“I stuttered all through high school,” revealed Vice President Joseph Biden, the keynote speaker for Washington’s Lab School’s Twenty-fifth Anniversary at the National Building Museum. “People think you’re not very smart,” he continued, praising Lab School, the first of its kind in the nation as a model for success in helping students overcome learning disabilities. “It sapped my confidence.”
He said he didn’t mean to compare his stuttering with the handicaps some of the students faced, but in struggling against it (he stood in front of a mirror and recited poetry to get control) he gained an understanding of the efforts they made.
“Don’t let it define you,” he urged. “My parents told me that being different is no barrier to success. It is not a reason for shame.”
Founded by the late educator Sally Smith, students from kindergarten though twelfth grade are prepared for success and future schooling through an innovative, tailor-made curriculum that includes art and creative projects.

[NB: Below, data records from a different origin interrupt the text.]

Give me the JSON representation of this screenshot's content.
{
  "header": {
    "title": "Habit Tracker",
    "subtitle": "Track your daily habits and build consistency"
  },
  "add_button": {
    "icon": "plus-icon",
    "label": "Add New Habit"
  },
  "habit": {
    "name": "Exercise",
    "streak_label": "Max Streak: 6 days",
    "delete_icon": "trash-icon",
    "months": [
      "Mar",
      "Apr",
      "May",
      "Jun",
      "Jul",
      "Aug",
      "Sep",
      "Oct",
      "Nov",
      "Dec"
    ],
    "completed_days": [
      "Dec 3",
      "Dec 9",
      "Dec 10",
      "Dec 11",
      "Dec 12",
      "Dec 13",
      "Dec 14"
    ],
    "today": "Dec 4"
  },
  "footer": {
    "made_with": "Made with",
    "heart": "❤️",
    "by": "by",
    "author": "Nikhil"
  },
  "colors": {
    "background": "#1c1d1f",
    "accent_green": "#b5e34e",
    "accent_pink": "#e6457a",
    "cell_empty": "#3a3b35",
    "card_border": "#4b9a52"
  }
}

This year’s honorees were Bill Milliken, the founder of Communities in Schools; motivational speaker Jonathan Mooney, author of “Learning Between the Lines,”; and actress Lara Flynn Boyle, who was unable to attend.
Comedian Ali Wentworth shared the master of ceremonies stint with her husband, George Stephanopoulos, who is currently rumored to replace ABC’s Diane Sawyer when she moves up to the anchor slot after Charlie Gibson takes a bow.
Laughter ensued when George mentioned he could always get good quotes from Joe Biden, (probably because the loquacious vice-president has so many of them). Biden shot back that he hoped to keep that tendency in check: “I’m trying like hell, but it’s difficult. I’ve never had a boss before.”
Honorary chairs were Sally Quinn and Ben Bradlee. Co-chairs were Nancy and Alan Bubes and Angus and Sissy Wentworth Yates.